The exhibition begins by exploring the theme of Epidermis, that is to say, the surfaces of artworks consisting of a wide range of materials including wax, cement, canvas or photographic paper. They are cast, perforated, cut or nailed, fired and lasered. Alongside other high-calibre works, in this room the visitors eye is attracted to two sculptures by Medardo Rosso and Wilhelm Lehmbruck from the late 19th and early 20th century. In these works, the surface is manifested as a natural skin represented by wax and cement that traces the highly sensitive forms of a childs head and a womans body.
In the next room, headed Conditio humana, paintings and sculptures from the classical modern period spotlight the circumstances of life as conditions of human existence. Georges Seurat, for example, depicts people as anonymous figures at work as an essential activity for making a living. Unlike Pablo Picasso, Alberto Giacometti and other artists who focus on concrete individuals.

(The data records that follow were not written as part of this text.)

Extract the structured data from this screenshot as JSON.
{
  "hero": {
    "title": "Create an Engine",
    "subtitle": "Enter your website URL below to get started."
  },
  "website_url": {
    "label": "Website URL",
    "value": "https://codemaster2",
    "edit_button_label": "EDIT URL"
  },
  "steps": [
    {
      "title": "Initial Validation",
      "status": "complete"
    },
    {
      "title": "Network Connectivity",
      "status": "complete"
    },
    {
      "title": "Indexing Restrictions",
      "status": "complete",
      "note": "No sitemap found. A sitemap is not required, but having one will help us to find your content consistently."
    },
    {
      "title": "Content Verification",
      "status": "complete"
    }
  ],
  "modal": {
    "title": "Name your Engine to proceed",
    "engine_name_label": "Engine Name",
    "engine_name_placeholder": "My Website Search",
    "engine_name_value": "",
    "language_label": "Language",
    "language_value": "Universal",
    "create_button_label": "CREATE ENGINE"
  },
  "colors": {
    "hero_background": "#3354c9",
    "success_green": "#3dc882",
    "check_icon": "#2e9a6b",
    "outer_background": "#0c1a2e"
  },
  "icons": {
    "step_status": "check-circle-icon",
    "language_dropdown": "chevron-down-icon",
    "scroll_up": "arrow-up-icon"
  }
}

Cosmos, the third section of the show, implies a consideration and artistic interpretation of the world with regard to natural and abstract orders. Works by Ferdinand Hodler and Stéphane Kropf are examples illustrating this sphere: while Hodler portrays the Swiss Alps in his 1915 painting Les Etangs longs bei Montana, presenting them in exquisite majesty, Kropf depicts the Swiss mountains in an abstract, simplified form in his image created almost a hundred years later on the computer and transferred onto canvas in 2012.
These are among the details that visitors will be able to enjoy at the new exhibition in Vaduz, Liechtenstein. In addition to those mentioned above, the show features works by the following artists, spanning the period from classical modernism to the present: Josef Albers, Rudolf Belling, Lucio Fontana, Julio González, Joan Miró, Konrad Klapheck, Paul Klee, Hanns Kunitzberger, Piero Manzoni, Otto Piene, Gerhard Richter, Giovanni Di Stefano, Thomas Struth, Frank Thiel, Friedrich Vordemberge-Gildewart.